Ever since the war, Giyu have been more or less scattered to the wind. You may see a mother with her child on a ship, or gentleman selling wares in a market by the docks, but otherwise, they seem very few and far between. Their homes are where ever they can make them be it in caves that keep moist, or trying to fit into big cities with trips to the ocean. But what we know for sure is that not many dare to travel beneath the surface of the sea anymore. Their only safe haven is Zeska; a new hatchery grounds, hidden and sheltered by the rocky cliffs of the Ãoni Coast.

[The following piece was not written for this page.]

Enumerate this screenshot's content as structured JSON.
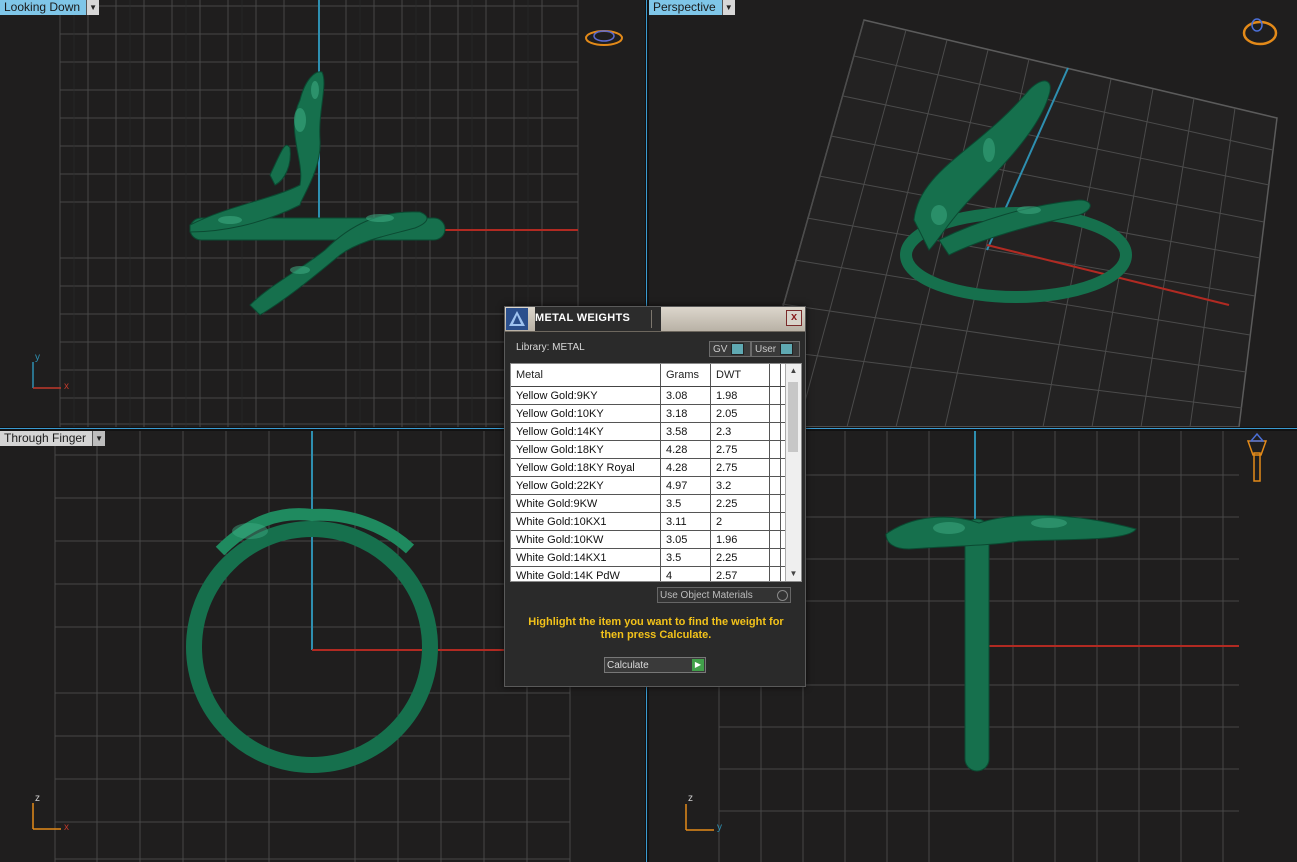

Giyu jewelry is very limited as to where they can wear it. Their tentacles are a major part of their body, but not something any member of their species would feel right in constricting with jewelry. That is why, if a Giyu does in fact partake in this form of beautification, it is usually one of two pieces max, and in the form of traditional arm cuffs or necklaces.

All their jewelry is mainly made from a particular metal that can oxidize, but rarely



rusts due to the protective oxidized layer that occurs when it first comes in contact with water. This is perfect, because Giyu have to stay wet, for the most part, and whatever they wear needs to be able to handle the wear and tear of being wet and drying out frequently. Most arm cuffs have a hammered appearance, like in the example shown. Whilst Giyu do have arms as Humans do, they can also use their tentacles as arms as well, and usually use these strong muscles to hammer their jewelry.

The Giyu tend not to partake in any piercing whatsoever as they seem extremely sensitive to it. In other words, it's rare to find a Giyu that has the pain tolerance to go through with piercing, and if done, it only found on the earlobes.


Traditional Dances:

If you envision the arms and the feet, all those movements being mimicked by all a Giyu's tentacles and their torso and arms, you'll have the right idea. Beautiful, and sometimes erratic movement creating one beautiful, fluid performance.